You are viewing a plain text version of this content. The canonical link for it is here.
Posted to user@nutch.apache.org by hzhong <he...@gmail.com> on 2007/05/09 19:52:52 UTC
Nutch Crawl
Hello,
I currently have nutch running on hadoop. However, for one specific crawl,
I would like to store the data on a local machine instead of putting it on
hadoop.
I basically modified the crawl.java to change the filesystem to local.

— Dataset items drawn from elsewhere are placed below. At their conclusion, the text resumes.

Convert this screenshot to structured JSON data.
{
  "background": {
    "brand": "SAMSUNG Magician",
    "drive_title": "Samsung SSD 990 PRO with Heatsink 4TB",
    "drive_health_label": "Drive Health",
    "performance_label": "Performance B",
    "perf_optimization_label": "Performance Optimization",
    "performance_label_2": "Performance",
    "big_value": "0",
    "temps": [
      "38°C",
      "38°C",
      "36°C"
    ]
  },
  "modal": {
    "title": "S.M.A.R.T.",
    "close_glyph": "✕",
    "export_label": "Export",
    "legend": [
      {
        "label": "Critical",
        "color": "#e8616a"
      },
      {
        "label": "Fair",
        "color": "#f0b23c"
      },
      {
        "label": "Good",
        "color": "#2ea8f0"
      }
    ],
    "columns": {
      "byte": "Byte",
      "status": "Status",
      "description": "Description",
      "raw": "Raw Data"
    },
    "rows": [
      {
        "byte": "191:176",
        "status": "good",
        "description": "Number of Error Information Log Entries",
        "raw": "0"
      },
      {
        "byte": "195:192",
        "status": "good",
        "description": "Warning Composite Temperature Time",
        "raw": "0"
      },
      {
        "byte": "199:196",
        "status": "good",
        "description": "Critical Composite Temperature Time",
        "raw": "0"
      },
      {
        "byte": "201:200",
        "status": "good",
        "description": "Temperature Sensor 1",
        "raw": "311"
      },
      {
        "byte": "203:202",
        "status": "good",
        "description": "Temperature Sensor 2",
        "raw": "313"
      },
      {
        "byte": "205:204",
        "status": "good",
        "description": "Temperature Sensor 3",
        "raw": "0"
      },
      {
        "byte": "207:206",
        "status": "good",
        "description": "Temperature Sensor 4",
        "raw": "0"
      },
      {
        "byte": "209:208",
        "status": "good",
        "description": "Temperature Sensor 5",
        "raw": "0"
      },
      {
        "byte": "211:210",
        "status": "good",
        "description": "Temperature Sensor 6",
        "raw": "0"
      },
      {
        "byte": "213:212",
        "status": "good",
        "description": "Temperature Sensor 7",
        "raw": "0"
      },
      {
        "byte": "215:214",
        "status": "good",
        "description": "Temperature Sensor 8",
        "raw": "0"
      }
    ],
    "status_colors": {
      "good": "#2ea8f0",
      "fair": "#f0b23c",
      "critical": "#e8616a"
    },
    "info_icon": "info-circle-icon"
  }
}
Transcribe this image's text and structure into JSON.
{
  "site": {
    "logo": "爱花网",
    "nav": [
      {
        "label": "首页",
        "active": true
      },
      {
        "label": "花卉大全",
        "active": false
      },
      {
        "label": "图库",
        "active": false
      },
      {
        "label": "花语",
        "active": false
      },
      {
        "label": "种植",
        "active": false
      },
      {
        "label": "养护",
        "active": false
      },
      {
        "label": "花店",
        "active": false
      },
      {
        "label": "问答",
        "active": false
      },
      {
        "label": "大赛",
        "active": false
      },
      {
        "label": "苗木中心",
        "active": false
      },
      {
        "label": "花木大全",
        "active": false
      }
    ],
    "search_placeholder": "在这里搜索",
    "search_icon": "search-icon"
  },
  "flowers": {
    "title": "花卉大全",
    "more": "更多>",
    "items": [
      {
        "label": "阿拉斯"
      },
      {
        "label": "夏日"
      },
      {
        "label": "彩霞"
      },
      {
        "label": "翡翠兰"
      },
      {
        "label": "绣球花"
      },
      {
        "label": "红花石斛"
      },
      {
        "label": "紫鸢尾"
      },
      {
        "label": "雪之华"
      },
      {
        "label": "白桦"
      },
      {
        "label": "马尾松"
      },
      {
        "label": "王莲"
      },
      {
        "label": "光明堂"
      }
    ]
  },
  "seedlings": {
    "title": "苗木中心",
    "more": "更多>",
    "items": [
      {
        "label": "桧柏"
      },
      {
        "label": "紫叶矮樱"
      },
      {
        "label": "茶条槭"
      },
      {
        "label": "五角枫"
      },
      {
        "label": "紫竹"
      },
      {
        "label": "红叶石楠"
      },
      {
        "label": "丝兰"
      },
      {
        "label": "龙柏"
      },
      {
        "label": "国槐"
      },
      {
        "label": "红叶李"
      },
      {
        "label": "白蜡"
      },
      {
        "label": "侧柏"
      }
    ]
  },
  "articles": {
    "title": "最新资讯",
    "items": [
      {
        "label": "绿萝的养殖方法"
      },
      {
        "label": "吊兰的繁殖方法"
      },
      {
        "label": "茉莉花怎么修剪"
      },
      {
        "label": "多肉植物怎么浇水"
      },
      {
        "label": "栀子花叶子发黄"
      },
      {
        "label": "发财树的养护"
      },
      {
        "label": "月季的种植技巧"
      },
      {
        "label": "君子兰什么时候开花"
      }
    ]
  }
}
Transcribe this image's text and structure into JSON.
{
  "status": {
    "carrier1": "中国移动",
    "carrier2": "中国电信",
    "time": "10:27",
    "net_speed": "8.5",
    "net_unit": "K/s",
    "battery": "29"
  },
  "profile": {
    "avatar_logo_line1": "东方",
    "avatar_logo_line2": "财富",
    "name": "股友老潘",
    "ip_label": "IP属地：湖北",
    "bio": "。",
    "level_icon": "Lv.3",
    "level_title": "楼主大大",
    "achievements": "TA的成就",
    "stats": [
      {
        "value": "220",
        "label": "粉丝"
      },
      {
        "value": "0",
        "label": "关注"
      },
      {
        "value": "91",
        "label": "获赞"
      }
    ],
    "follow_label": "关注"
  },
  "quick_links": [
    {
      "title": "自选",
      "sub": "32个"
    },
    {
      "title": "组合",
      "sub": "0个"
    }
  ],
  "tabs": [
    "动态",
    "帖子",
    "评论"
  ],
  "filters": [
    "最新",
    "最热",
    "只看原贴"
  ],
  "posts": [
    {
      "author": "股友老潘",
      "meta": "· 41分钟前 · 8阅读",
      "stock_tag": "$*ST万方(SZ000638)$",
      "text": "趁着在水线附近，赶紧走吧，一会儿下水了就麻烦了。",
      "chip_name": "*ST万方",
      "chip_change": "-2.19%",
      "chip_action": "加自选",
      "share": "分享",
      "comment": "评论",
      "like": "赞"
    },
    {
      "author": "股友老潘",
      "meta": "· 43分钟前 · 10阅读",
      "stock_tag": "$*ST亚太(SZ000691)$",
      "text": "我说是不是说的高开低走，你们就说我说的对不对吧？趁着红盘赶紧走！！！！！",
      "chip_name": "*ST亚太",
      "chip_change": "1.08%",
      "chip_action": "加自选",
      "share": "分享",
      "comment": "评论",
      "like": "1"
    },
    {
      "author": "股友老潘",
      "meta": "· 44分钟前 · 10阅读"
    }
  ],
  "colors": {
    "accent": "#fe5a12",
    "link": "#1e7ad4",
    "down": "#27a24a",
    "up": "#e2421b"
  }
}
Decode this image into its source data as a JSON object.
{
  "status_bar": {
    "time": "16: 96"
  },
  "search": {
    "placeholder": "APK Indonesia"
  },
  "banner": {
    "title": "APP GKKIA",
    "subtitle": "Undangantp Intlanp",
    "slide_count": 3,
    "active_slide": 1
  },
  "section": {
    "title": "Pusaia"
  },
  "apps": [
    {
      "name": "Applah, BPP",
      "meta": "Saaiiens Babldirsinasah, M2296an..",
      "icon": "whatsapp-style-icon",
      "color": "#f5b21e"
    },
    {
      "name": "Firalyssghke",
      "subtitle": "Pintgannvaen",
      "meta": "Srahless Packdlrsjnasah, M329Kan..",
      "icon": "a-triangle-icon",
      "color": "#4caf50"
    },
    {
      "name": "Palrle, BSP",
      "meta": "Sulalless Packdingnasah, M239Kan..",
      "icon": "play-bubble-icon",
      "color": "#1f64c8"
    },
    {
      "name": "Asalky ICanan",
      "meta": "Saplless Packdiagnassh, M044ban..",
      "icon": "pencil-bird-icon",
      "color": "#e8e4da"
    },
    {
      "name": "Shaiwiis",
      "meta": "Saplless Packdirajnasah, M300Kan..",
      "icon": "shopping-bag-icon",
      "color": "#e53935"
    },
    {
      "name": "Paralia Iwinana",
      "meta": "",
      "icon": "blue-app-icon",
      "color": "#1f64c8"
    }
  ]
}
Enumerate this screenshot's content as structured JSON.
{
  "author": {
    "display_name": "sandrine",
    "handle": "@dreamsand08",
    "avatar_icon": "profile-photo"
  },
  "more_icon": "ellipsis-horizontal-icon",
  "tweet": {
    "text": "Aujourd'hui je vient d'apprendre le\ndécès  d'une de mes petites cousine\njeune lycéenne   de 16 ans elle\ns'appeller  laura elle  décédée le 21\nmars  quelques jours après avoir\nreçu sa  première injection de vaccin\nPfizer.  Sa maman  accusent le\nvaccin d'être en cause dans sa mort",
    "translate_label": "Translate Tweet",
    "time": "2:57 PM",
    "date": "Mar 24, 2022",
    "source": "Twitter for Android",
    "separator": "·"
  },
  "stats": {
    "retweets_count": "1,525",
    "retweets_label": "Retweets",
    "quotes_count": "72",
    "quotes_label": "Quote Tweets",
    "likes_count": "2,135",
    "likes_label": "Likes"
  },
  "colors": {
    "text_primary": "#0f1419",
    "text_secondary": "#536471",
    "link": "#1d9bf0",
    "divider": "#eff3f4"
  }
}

Configuration conf = NutchConfiguration.create();
conf.addDefaultResource("crawl-tool.xml");
FileSystem localFs = FileSystem.getNamed("local", conf);
JobConf job = new NutchJob(localFs.getConf());
Path dir = new Path(some_local_path_on_the_machine);
Path crawlDb = new Path(dir + "/crawldb");
Path linkDb = new Path(dir + "/linkdb");
Path segments = new Path(dir + "/segments");
Path indexes = new Path(dir + "/indexes");
Path index = new Path(dir + "/index");
Path rootURL = new Path(local_path_on_the_machine);
Injector injector = new Injector(conf);
Generator generator = new Generator(conf);
Fetcher fetcher = new Fetcher(conf);
ParseSegment parseSegment = new ParseSegment(conf);
CrawlDb crawlDbTool = new CrawlDb(conf);
LinkDb linkDbTool = new LinkDb(conf);
Indexer indexer = new Indexer(conf);
DeleteDuplicates dedup = new DeleteDuplicates(conf);
IndexMerger merger = new IndexMerger(conf);
// initialize crawlDb
injector.inject(crawlDb, rootURL);
and so on...
I keep getting
Injector: starting
Injector: crawlDb: crawl_db path
Injector: urlDir: url path
Injector: Converting injected urls to crawl db entries.
Connection refused
or
Injector: starting
Injector: crawlDb: crawldb path
Injector: urlDir: url path
Injector: Converting injected urls to crawl db entries.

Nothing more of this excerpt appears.